Krisnavn nodded, took the packages and passed them to Megovis. “Now how is your hand? Healed?”
“Mending, Commander-sir. Good enough to shoot an arrow to target. I thank you for asking, Commander-sir.”
“Hear that?” Krisnavn called back to Glania. “Commander-sir. Megovis, I want you in there with me. You, Markon Bronanti, take the rest of the day to regain your legs, then back to your post. And next time you cut bushes don’t aim at your hand.”
“It was an accident, Commander-sir.”
“I hadn’t thought you’d done it with intent. Did King Tanisven reward you—for the errand?”
“He did, Commander-sir.”
“Good.” Krisnavn turned and strode with a purpose back to his command room. Glania had just managed the short step up.

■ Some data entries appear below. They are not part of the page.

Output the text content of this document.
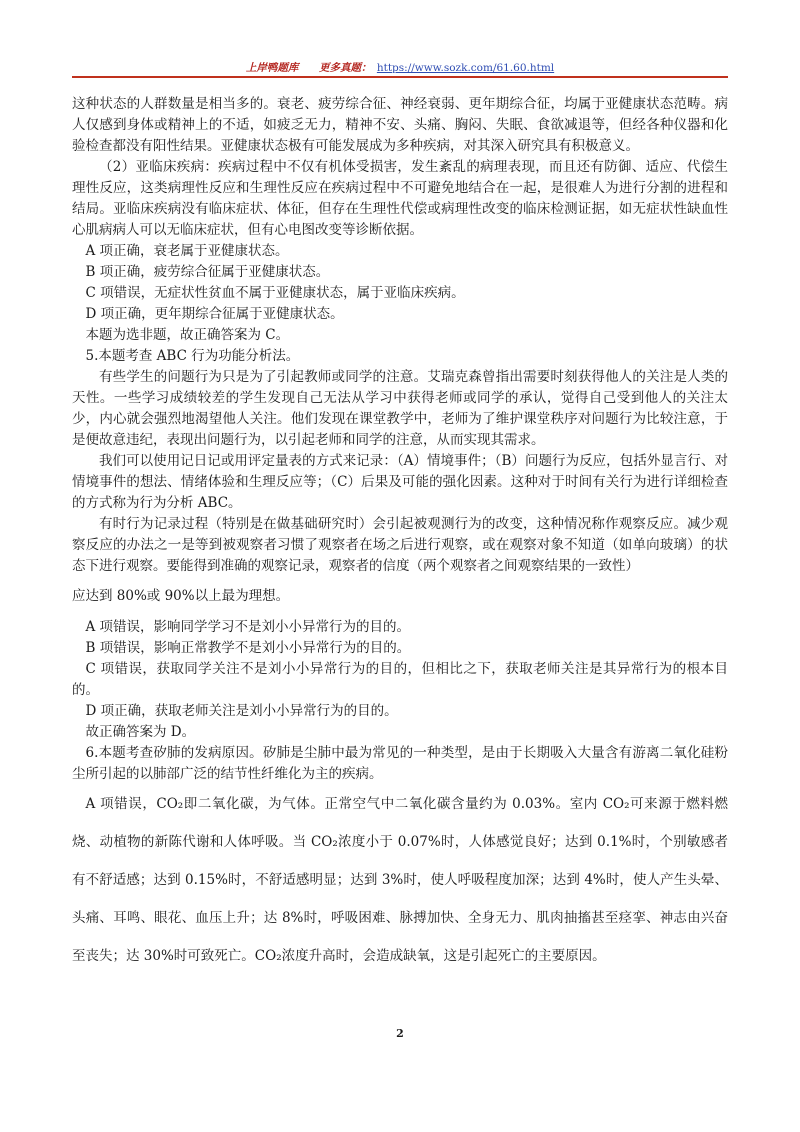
上岸鸭题库 更多真题： https://www.sozk.com/61.60.html

这种状态的人群数量是相当多的。衰老、疲劳综合征、神经衰弱、更年期综合征，均属于亚健康状态范畴。病人仅感到身体或精神上的不适，如疲乏无力，精神不安、头痛、胸闷、失眠、食欲减退等，但经各种仪器和化验检查都没有阳性结果。亚健康状态极有可能发展成为多种疾病，对其深入研究具有积极意义。

（2）亚临床疾病：疾病过程中不仅有机体受损害，发生紊乱的病理表现，而且还有防御、适应、代偿生理性反应，这类病理性反应和生理性反应在疾病过程中不可避免地结合在一起，是很难人为进行分割的进程和结局。亚临床疾病没有临床症状、体征，但存在生理性代偿或病理性改变的临床检测证据，如无症状性缺血性心肌病病人可以无临床症状，但有心电图改变等诊断依据。

A 项正确，衰老属于亚健康状态。

B 项正确，疲劳综合征属于亚健康状态。

C 项错误，无症状性贫血不属于亚健康状态，属于亚临床疾病。

D 项正确，更年期综合征属于亚健康状态。

本题为选非题，故正确答案为 C。

5.本题考查 ABC 行为功能分析法。

有些学生的问题行为只是为了引起教师或同学的注意。艾瑞克森曾指出需要时刻获得他人的关注是人类的天性。一些学习成绩较差的学生发现自己无法从学习中获得老师或同学的承认，觉得自己受到他人的关注太少，内心就会强烈地渴望他人关注。他们发现在课堂教学中，老师为了维护课堂秩序对问题行为比较注意，于是便故意违纪，表现出问题行为，以引起老师和同学的注意，从而实现其需求。

我们可以使用记日记或用评定量表的方式来记录：（A）情境事件；（B）问题行为反应，包括外显言行、对情境事件的想法、情绪体验和生理反应等；（C）后果及可能的强化因素。这种对于时间有关行为进行详细检查的方式称为行为分析 ABC。

有时行为记录过程（特别是在做基础研究时）会引起被观测行为的改变，这种情况称作观察反应。减少观察反应的办法之一是等到被观察者习惯了观察者在场之后进行观察，或在观察对象不知道（如单向玻璃）的状态下进行观察。要能得到准确的观察记录，观察者的信度（两个观察者之间观察结果的一致性）

应达到 80%或 90%以上最为理想。

A 项错误，影响同学学习不是刘小小异常行为的目的。

B 项错误，影响正常教学不是刘小小异常行为的目的。

C 项错误，获取同学关注不是刘小小异常行为的目的，但相比之下，获取老师关注是其异常行为的根本目的。

D 项正确，获取老师关注是刘小小异常行为的目的。

故正确答案为 D。

6.本题考查矽肺的发病原因。矽肺是尘肺中最为常见的一种类型，是由于长期吸入大量含有游离二氧化硅粉尘所引起的以肺部广泛的结节性纤维化为主的疾病。

A 项错误，CO₂即二氧化碳，为气体。正常空气中二氧化碳含量约为 0.03%。室内 CO₂可来源于燃料燃烧、动植物的新陈代谢和人体呼吸。当 CO₂浓度小于 0.07%时，人体感觉良好；达到 0.1%时，个别敏感者有不舒适感；达到 0.15%时，不舒适感明显；达到 3%时，使人呼吸程度加深；达到 4%时，使人产生头晕、头痛、耳鸣、眼花、血压上升；达 8%时，呼吸困难、脉搏加快、全身无力、肌肉抽搐甚至痉挛、神志由兴奋至丧失；达 30%时可致死亡。CO₂浓度升高时，会造成缺氧，这是引起死亡的主要原因。

2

“Before you say,” she said, “Truvidir Yandros said I was able to make the crossing.”
Megovis closed the door behind them.
“Truvidir Yandros?” Krisnavn snorted.
Megovis stood away from him. By Beli’s Buttons, but he’d never seen the Commander this agitated. What had happened with Mistress Hegrea? For he’d swear his mood was from more than his now seeing Glania here.
“Sit!” Krisnavn told her and watched while she pulled a stool from their store by the wall. She was awkward at it. Even more so to sit on it. “How is the leg?”
“Truvidir Yandros says it’s healing.”
“Please, do yourself a favour and don’t mention that name again in my hearing.”
She reeled back as if slapped, his words that sternly said.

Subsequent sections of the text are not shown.